Reference #24.b4210e6b.1345828490.388f1e0


----------



## awinphoto (Aug 24, 2012)

naw guys, you all have it wrong.... it's a giant coverup conspiracy by canon to push people to buy certain lenses... It's a conspiracy I tell ya!


----------



## Marsu42 (Aug 24, 2012)

Stephen Melvin said:


> There is a logic to how lenses wind up in different categories.

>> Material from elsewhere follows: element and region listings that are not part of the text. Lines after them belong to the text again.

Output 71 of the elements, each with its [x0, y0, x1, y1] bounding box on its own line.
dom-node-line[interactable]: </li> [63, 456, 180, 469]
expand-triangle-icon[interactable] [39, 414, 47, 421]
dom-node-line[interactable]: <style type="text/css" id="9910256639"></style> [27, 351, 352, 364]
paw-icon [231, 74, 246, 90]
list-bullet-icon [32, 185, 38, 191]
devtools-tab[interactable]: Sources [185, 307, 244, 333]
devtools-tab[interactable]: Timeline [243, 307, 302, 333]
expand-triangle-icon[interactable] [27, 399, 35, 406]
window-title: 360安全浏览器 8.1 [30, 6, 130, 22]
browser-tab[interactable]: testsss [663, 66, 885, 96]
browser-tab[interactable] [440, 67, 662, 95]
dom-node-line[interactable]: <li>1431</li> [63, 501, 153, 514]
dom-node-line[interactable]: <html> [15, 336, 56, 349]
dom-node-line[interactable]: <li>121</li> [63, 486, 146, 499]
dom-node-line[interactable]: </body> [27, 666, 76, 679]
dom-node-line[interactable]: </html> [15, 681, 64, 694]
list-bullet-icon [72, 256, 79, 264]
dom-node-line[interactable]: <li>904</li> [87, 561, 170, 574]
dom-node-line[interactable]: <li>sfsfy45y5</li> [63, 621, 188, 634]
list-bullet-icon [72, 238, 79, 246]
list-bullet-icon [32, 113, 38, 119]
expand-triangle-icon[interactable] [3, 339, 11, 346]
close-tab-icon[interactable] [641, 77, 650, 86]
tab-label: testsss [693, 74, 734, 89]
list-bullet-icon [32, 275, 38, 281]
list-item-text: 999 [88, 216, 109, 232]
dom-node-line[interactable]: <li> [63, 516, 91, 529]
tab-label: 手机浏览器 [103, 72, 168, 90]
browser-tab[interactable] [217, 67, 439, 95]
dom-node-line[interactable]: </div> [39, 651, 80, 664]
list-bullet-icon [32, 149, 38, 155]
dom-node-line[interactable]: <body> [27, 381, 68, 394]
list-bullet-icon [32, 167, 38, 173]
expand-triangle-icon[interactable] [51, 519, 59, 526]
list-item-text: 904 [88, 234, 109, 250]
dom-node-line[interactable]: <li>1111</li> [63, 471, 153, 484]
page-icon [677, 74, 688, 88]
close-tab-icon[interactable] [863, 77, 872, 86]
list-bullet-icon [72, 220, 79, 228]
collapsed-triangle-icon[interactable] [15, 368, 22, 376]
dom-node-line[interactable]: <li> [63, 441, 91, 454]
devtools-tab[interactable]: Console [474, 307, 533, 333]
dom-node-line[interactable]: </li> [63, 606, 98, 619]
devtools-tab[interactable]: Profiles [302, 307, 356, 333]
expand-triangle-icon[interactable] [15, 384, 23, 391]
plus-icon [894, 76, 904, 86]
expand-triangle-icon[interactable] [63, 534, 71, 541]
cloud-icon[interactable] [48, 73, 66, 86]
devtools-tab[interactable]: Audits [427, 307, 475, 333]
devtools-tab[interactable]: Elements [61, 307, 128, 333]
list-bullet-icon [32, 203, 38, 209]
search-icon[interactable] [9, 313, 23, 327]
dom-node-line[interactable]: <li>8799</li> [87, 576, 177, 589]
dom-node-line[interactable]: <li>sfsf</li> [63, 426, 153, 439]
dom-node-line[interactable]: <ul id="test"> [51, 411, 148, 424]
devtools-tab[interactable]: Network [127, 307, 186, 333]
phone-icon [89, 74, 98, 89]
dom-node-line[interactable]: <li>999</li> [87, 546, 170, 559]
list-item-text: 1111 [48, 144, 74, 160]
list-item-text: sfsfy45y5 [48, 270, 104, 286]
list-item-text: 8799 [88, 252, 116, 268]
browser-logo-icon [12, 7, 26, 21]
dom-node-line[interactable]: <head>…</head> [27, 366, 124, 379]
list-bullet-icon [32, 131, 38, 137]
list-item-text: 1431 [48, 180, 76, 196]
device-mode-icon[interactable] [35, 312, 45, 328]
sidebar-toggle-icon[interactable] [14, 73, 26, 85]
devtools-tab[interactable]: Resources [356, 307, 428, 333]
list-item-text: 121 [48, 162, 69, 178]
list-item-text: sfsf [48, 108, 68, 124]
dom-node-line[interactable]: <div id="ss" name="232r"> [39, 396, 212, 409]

The thing I'm sorry about is that lenses cannot change their category dynamically - The 100L could have a higher category at non-macro distances, and the 70-300L could have the outer focus points as cross when at f4. Esp. the 1dx/5d3 af and the 70-300L/4-5.6 could give the 70-200/4 sales a push for this reason.


----------



## gtog (Aug 24, 2012)

Bob,

I think the "Referral Denied" means you can not access the pdf directly from a link on the Canon Rumors forum since it is not an official Canon site (it is checking what site you are accessing the link from -- the referring site).

If you go to Canon USA's Digital Learning Center and search for the "Master the EOS-1D X's AF System" document, it will provide a download link to the pdf which should work for you.

G


----------



## Marsu42 (Aug 24, 2012)

gtog said:


> I think the "Referral Denied" means you can not access the pdf directly from a link on the Canon Rumors forum since it is not an official Canon site (it is checking what site you are accessing the link from -- the referring site).



... or use something like the "RefControl" Firefox plugin which has a config option to always tell sites that it originates from the same site, circumvents a lot of cross-domain referer checks. It has a whitelist, too so you can except sites that need the real referer.

With this setup, the download of said pdf works just fine


----------